The Codling Moth is a serious threat to agriculture, particularly in regions where fruit trees are a major crop. The damage caused by this pest can lead to significant economic losses for farmers and can also affect the availability and quality of fruit for consumers. It is important for farmers and researchers to continue to develop and implement effective methods of controlling the Codling Moth to protect crops and ensure a healthy food supply.

The Oriental Fruit Moth

The Oriental Fruit Moth (OFM) is a species of moth that is known to cause significant damage to a variety of fruit crops, particularly stone fruits such as peaches, plums, and nectarines. The OFM is native to Asia, but it has spread to many other parts of the world, including Europe, North America, and South America.

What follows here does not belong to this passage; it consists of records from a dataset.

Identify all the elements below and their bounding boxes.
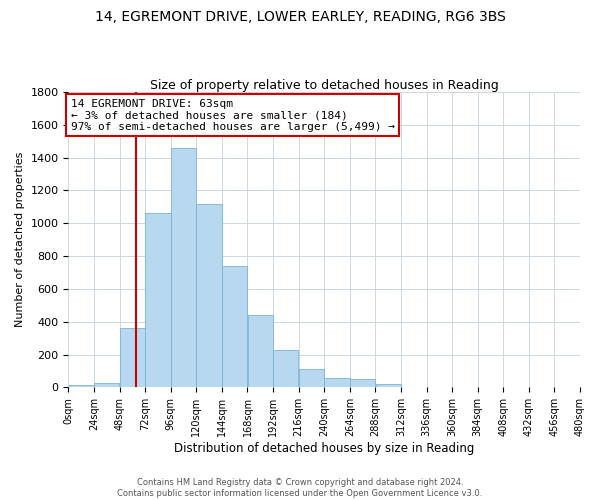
Y-axis label: Number of detached properties: Number of detached properties [15,152,25,328]
X-axis label: Distribution of detached houses by size in Reading: Distribution of detached houses by size … [174,442,475,455]
Text: Contains HM Land Registry data © Crown copyright and database right 2024.
Contai: Contains HM Land Registry data © Crown c… [118,478,482,498]
Bar [171,148,196,388]
Bar [196,204,222,388]
Text: 14 EGREMONT DRIVE: 63sqm
← 3% of detached houses are smaller (184)
97% of semi-d: 14 EGREMONT DRIVE: 63sqm ← 3% of detache… [71,98,395,132]
Bar [120,328,145,388]
Bar [68,385,94,388]
Title: Size of property relative to detached houses in Reading: Size of property relative to detached ho… [150,79,499,92]
Bar [248,315,273,388]
Bar [376,384,401,388]
Bar [222,266,247,388]
Bar [350,380,375,388]
Bar [299,370,324,388]
Text: 14, EGREMONT DRIVE, LOWER EARLEY, READING, RG6 3BS: 14, EGREMONT DRIVE, LOWER EARLEY, READIN… [95,10,505,24]
Bar [94,382,119,388]
Bar [145,214,170,388]
Bar [273,350,298,388]
Bar [401,386,427,388]
Bar [325,378,350,388]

The life cycle of the OFM is relatively short, with multiple generations occurring each year. The adult moths emerge from their cocoons in the spring, usually in April or May. After mating, the female moths lay eggs on the buds and twigs of fruit trees. The eggs hatch into small, pinkish larvae that feed on the fruit and bore into the fruit or shoots. The larvae then pupate inside the fruit or twigs and emerge as adult moths after about two to three weeks.

The damage caused by OFM larvae can be significant, especially on young fruit trees. The larvae can bore into the fruit, causing it to rot or fall from the tree. The damage can also make the fruit more susceptible to other pests and diseases. In addition, the feeding activity of the larvae can cause premature leaf drop, which can reduce the overall health and productivity of the tree.

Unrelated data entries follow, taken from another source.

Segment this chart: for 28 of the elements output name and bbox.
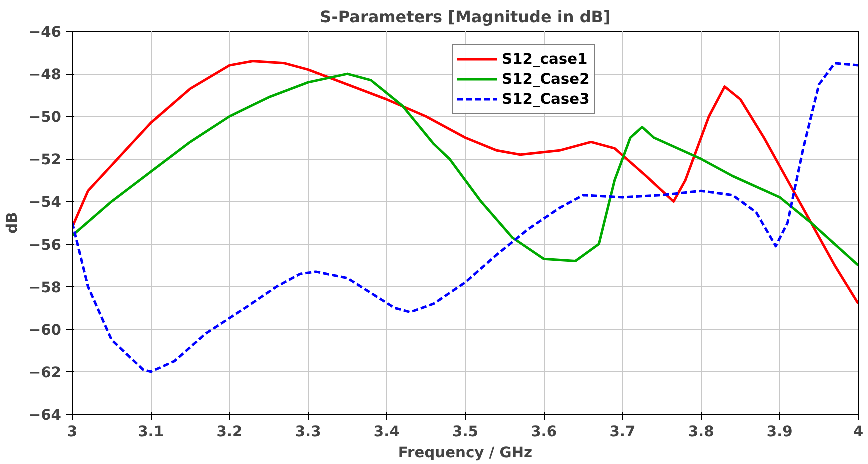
y-tick-label: −50 bbox=[28, 109, 62, 126]
y-tick-label: −60 bbox=[28, 322, 62, 339]
x-tick-label: 3.5 bbox=[452, 424, 478, 440]
legend-label: S12_Case3 bbox=[502, 90, 590, 108]
x-tick-label: 3.1 bbox=[138, 424, 164, 440]
x-tick-label: 3.7 bbox=[610, 424, 636, 440]
chart-title: S-Parameters [Magnitude in dB] bbox=[320, 8, 611, 26]
x-axis-title: Frequency / GHz bbox=[398, 444, 533, 462]
y-tick-label: −58 bbox=[28, 279, 62, 296]
x-tick-label: 3.9 bbox=[766, 424, 793, 440]
legend-label: S12_Case2 bbox=[502, 70, 590, 88]
y-tick-label: −54 bbox=[28, 194, 62, 212]
line-series bbox=[72, 72, 858, 267]
x-tick-label: 3 bbox=[67, 424, 78, 440]
x-tick-label: 3.8 bbox=[688, 424, 714, 440]
x-tick-label: 3.3 bbox=[295, 424, 322, 440]
y-tick-label: −56 bbox=[28, 236, 62, 254]
x-tick-label: 3.6 bbox=[531, 424, 558, 440]
y-tick-label: −46 bbox=[28, 24, 62, 41]
y-tick-label: −48 bbox=[28, 66, 62, 84]
y-axis-title: dB bbox=[4, 212, 21, 234]
x-tick-label: 3.4 bbox=[374, 424, 400, 440]
legend-label: S12_case1 bbox=[502, 50, 588, 68]
y-tick-label: −62 bbox=[28, 364, 62, 382]
y-tick-label: −52 bbox=[28, 152, 62, 169]
y-tick-label: −64 bbox=[28, 407, 62, 424]
x-tick-label: 4 bbox=[853, 424, 864, 440]
x-tick-label: 3.2 bbox=[216, 424, 243, 440]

To control OFM infestations, farmers and orchardists typically use a combination of cultural and chemical control methods. Cultural methods include practices such as pruning, sanitation, and the use of pheromone traps to monitor populations. By removing infected plant parts, orchardists can minimize the population of the OFM. Sanitation also means removing the fruits from the ground which can help to eliminate the overwintering sites for the pest. Pheromone traps, on the other hand, help farmers to monitor the pest population by capturing the adult moths before they can mate and lay eggs.

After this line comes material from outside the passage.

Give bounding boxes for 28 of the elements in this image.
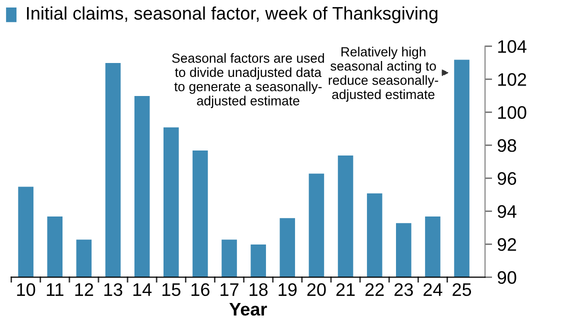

Chemical methods involve the use of insecticides to kill the moths and larvae, although there is concern about the potential negative effects of these chemicals on the environment and non-target organisms. Insecticides that target the OFM are effective when applied at the correct time and rate. However, overuse of insecticides can lead to pest resistance and also contaminate the environment. Therefore, the decision to use insecticides should be made in consultation with a pest control expert, considering the potential risks of the pest and the methods that can be used to control it.

In addition to cultural and chemical control methods, researchers are exploring biological control methods such as the use of predators, parasitoids, and microbial pathogens that can control the population of the OFM in an environmentally friendly way. Some predators such as the green lacewing larvae and the minute pirate bug have been found to be effective in controlling the pest.